Изящная брюнетка Надя и две чернявые дочки послушно подошли.
— Это Надя, моя жена, — сказал Василий Кифа.
— Надя! Простите, что не познакомились, голова кругом от этих вещей! — весело сказала Надя, в точности воспроизводя интонации мужа, и почтительно улыбнулась Вахту. — Девочки! Скажите, как вас зовут!
— Маша Кифа!
— Наташа Кифа! — послушно сказали девочки.
— У вас прекрасная семья! — заключил Вахт.
— Спасибо! — хором ответили Василий и Надя и также хором рассмеялись.
— Да-а… Новоселье — большая радость! — философски заметил Вахт.
Василий Кифа пару секунд обдумывал эту мысль, и наконец до него дошло.
— Ой, простите ради бога! У нас же есть шампанское! Надя, где шампанское?!

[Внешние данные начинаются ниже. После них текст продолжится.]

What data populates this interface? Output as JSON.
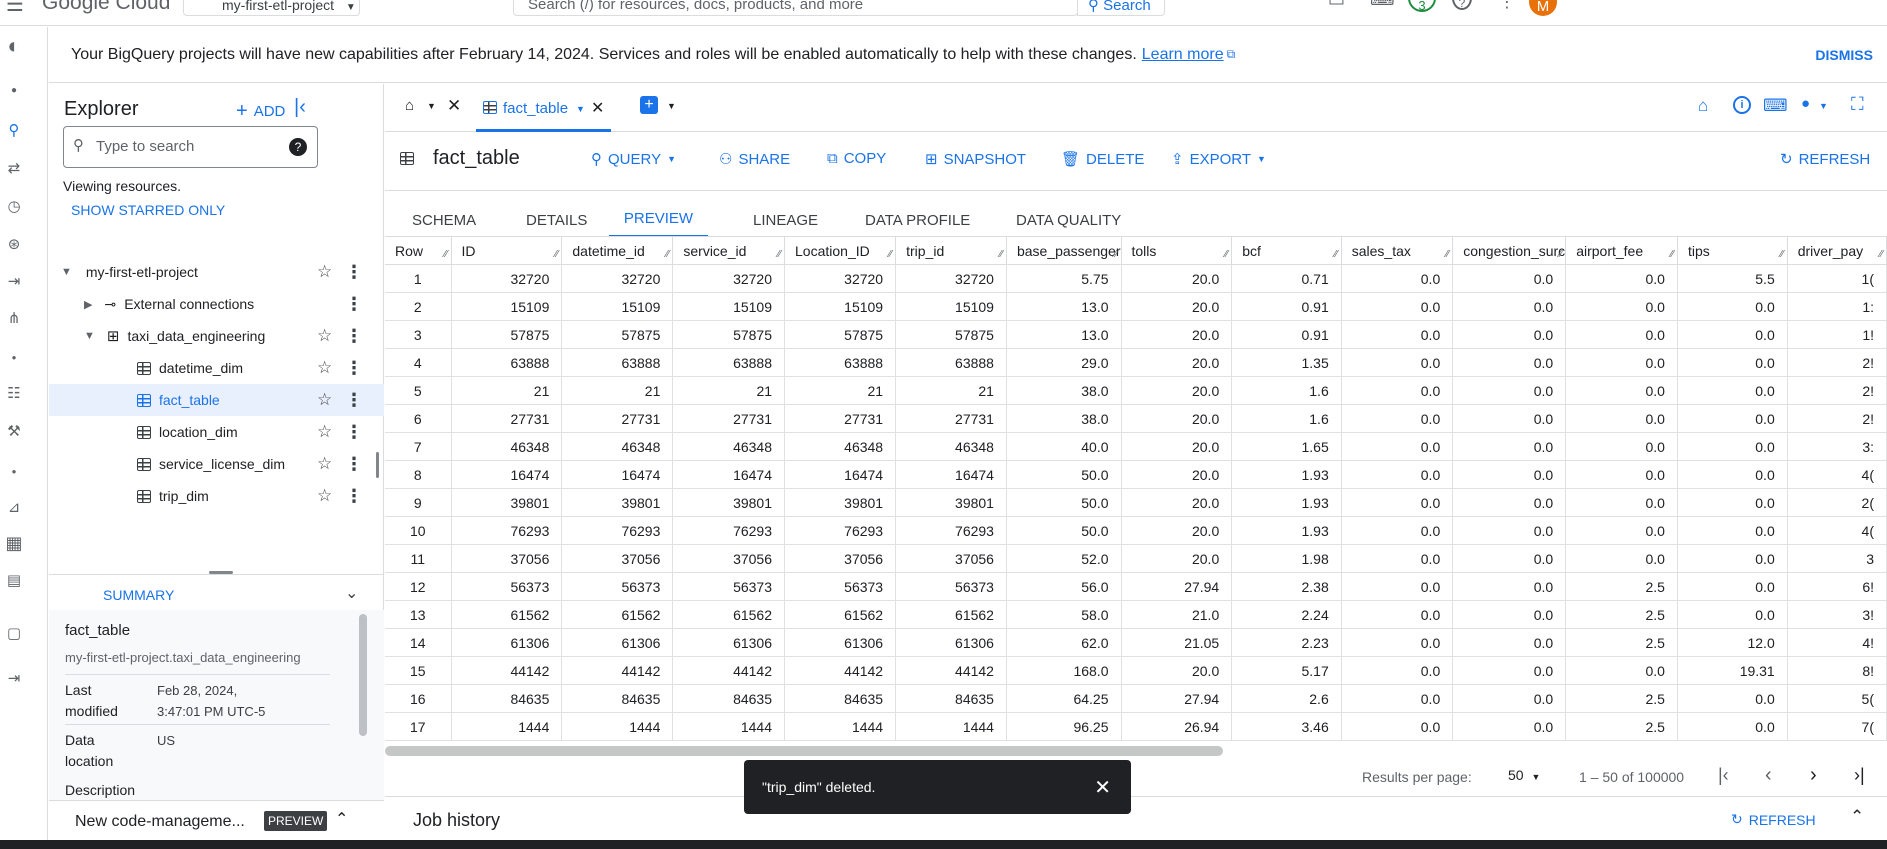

— Ой! — засуетилась Надя. — Где же оно?
— Молодые люди! — произнес Вахт отечески. — Шампанское — это много пены и мало радости. У нас, здесь, другие традиции.

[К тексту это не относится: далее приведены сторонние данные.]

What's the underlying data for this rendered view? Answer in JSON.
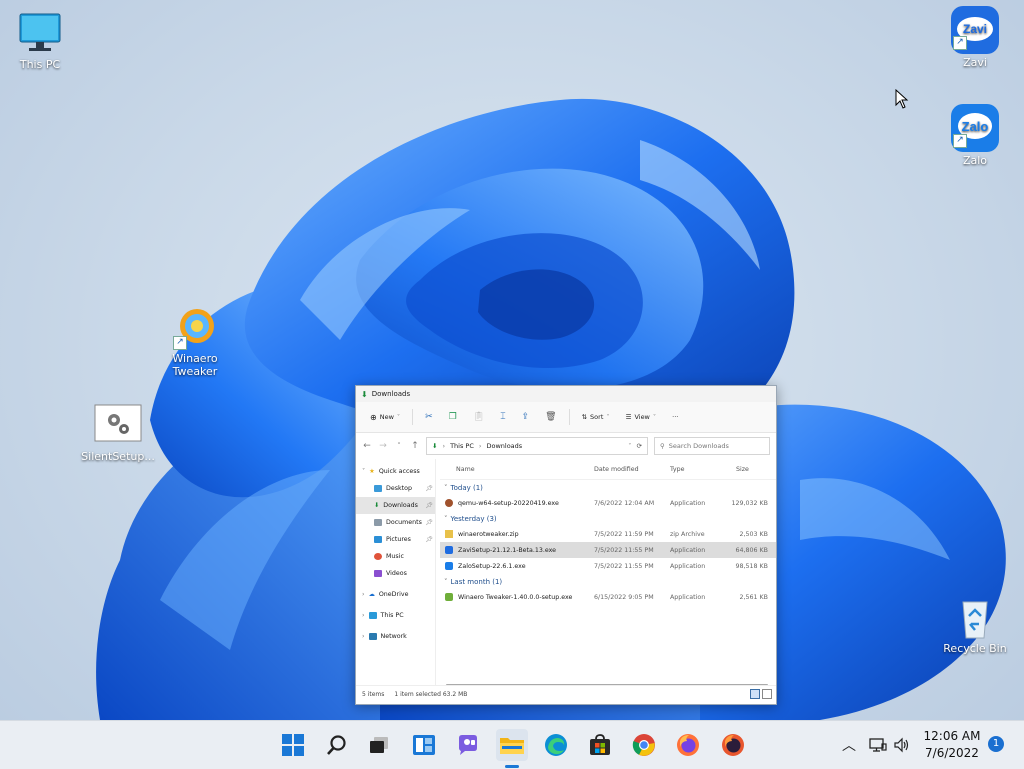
{
  "desktop": {
    "icons": [
      {
        "label": "This PC"
      },
      {
        "label": "Zavi",
        "logo_text": "Zavi"
      },
      {
        "label": "Zalo",
        "logo_text": "Zalo"
      },
      {
        "label": "Winaero Tweaker"
      },
      {
        "label": "SilentSetup..."
      },
      {
        "label": "Recycle Bin"
      }
    ]
  },
  "explorer": {
    "title": "Downloads",
    "toolbar": {
      "new_label": "New",
      "sort_label": "Sort",
      "view_label": "View",
      "more_label": "···"
    },
    "address": {
      "crumbs": [
        "This PC",
        "Downloads"
      ],
      "search_placeholder": "Search Downloads"
    },
    "nav": {
      "quick_access": "Quick access",
      "items": [
        "Desktop",
        "Downloads",
        "Documents",
        "Pictures",
        "Music",
        "Videos"
      ],
      "onedrive": "OneDrive",
      "this_pc": "This PC",
      "network": "Network"
    },
    "columns": {
      "name": "Name",
      "date": "Date modified",
      "type": "Type",
      "size": "Size"
    },
    "groups": [
      {
        "label": "Today (1)",
        "files": [
          {
            "name": "qemu-w64-setup-20220419.exe",
            "date": "7/6/2022 12:04 AM",
            "type": "Application",
            "size": "129,032 KB"
          }
        ]
      },
      {
        "label": "Yesterday (3)",
        "files": [
          {
            "name": "winaerotweaker.zip",
            "date": "7/5/2022 11:59 PM",
            "type": "zip Archive",
            "size": "2,503 KB"
          },
          {
            "name": "ZaviSetup-21.12.1-Beta.13.exe",
            "date": "7/5/2022 11:55 PM",
            "type": "Application",
            "size": "64,806 KB"
          },
          {
            "name": "ZaloSetup-22.6.1.exe",
            "date": "7/5/2022 11:55 PM",
            "type": "Application",
            "size": "98,518 KB"
          }
        ]
      },
      {
        "label": "Last month (1)",
        "files": [
          {
            "name": "Winaero Tweaker-1.40.0.0-setup.exe",
            "date": "6/15/2022 9:05 PM",
            "type": "Application",
            "size": "2,561 KB"
          }
        ]
      }
    ],
    "status": {
      "count": "5 items",
      "selected": "1 item selected  63.2 MB"
    }
  },
  "taskbar": {
    "apps": [
      "start-icon",
      "search-icon",
      "task-view-icon",
      "widgets-icon",
      "chat-icon",
      "file-explorer-icon",
      "edge-icon",
      "store-icon",
      "chrome-icon",
      "firefox-icon",
      "firefox-dev-icon"
    ],
    "time": "12:06 AM",
    "date": "7/6/2022",
    "notifications": "1"
  },
  "colors": {
    "accent": "#0067c0",
    "wallpaper_blue": "#1a6fe0",
    "zavi_blue": "#1f6ce0"
  }
}
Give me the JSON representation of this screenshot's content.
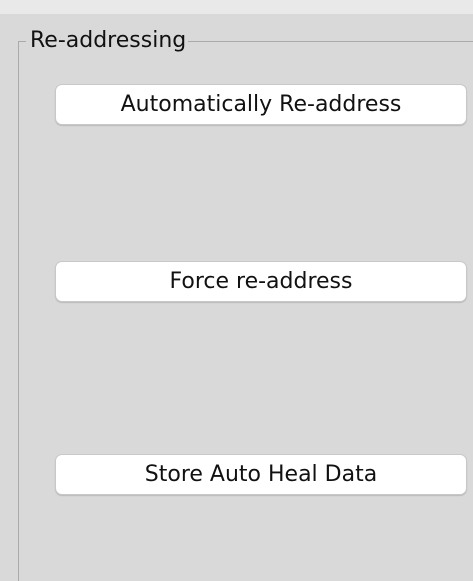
{
  "panel": {
    "title": "Re-addressing"
  },
  "buttons": {
    "auto_readdress": "Automatically Re-address",
    "force_readdress": "Force re-address",
    "store_auto_heal": "Store Auto Heal Data"
  }
}
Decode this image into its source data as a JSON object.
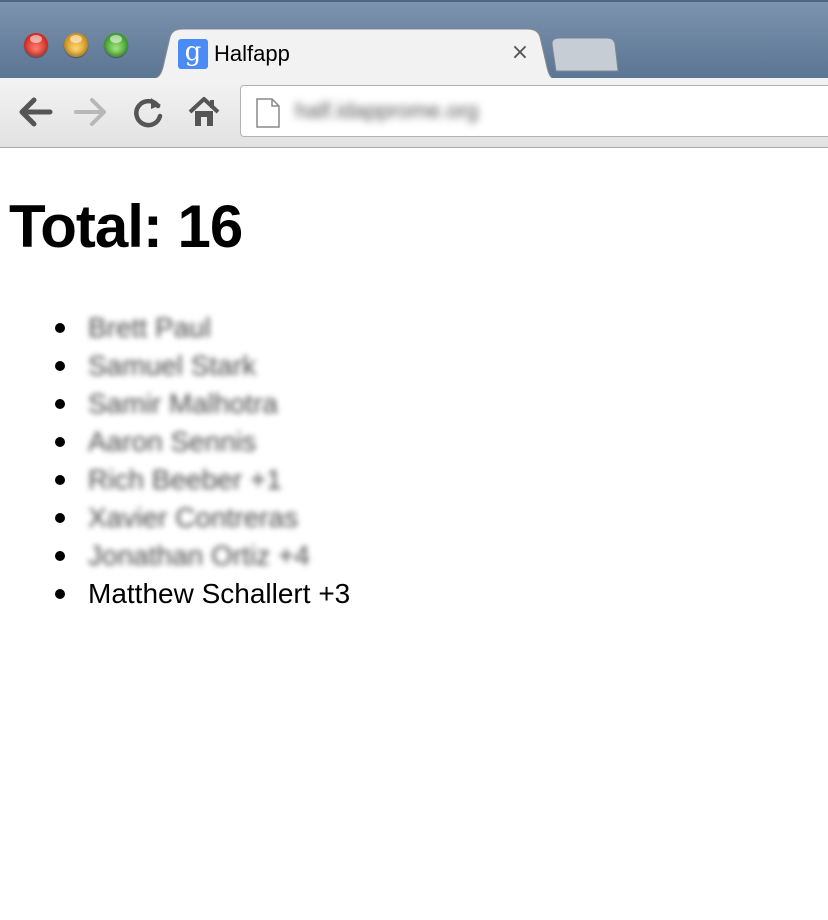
{
  "browser": {
    "tab": {
      "title": "Halfapp",
      "favicon_glyph": "g",
      "favicon_color": "#4a8bf5",
      "close_glyph": "×"
    },
    "address_bar": {
      "url": "half.idapprome.org"
    },
    "icons": {
      "back": "arrow-left-icon",
      "forward": "arrow-right-icon",
      "reload": "reload-icon",
      "home": "home-icon",
      "page": "document-icon"
    }
  },
  "page": {
    "heading": "Total: 16",
    "people": [
      {
        "name": "Brett Paul",
        "blurred": true
      },
      {
        "name": "Samuel Stark",
        "blurred": true
      },
      {
        "name": "Samir Malhotra",
        "blurred": true
      },
      {
        "name": "Aaron Sennis",
        "blurred": true
      },
      {
        "name": "Rich Beeber +1",
        "blurred": true
      },
      {
        "name": "Xavier Contreras",
        "blurred": true
      },
      {
        "name": "Jonathan Ortiz +4",
        "blurred": true
      },
      {
        "name": "Matthew Schallert +3",
        "blurred": false
      }
    ]
  }
}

— Конечно! Простите, — виновато сказал Василий Кифа. — А какие традиции?
— Старые, молодой человек, — сказал назидательно Вахт. — Когда у человека большая радость, человек пьет вино!
Конечно, Василий Кифа тут же обильно «проставился». Что ни говори, это правда — Вахт умеет разговаривать с людьми.
Потом новоселы разоряли секретную комнату. На улицу вынесли кровать прошлого века. Она была теперь не заправленная, с голой железной сеткой. Вынесли люстру, стулья, чемоданы и тот огромный — не чемодан, а целый шкаф с ручкой. Вынесли все. Несколько часов эта куча хлама лежала посредине двора.
Я подошел ближе. Хотел удержаться, но не смог — подошел.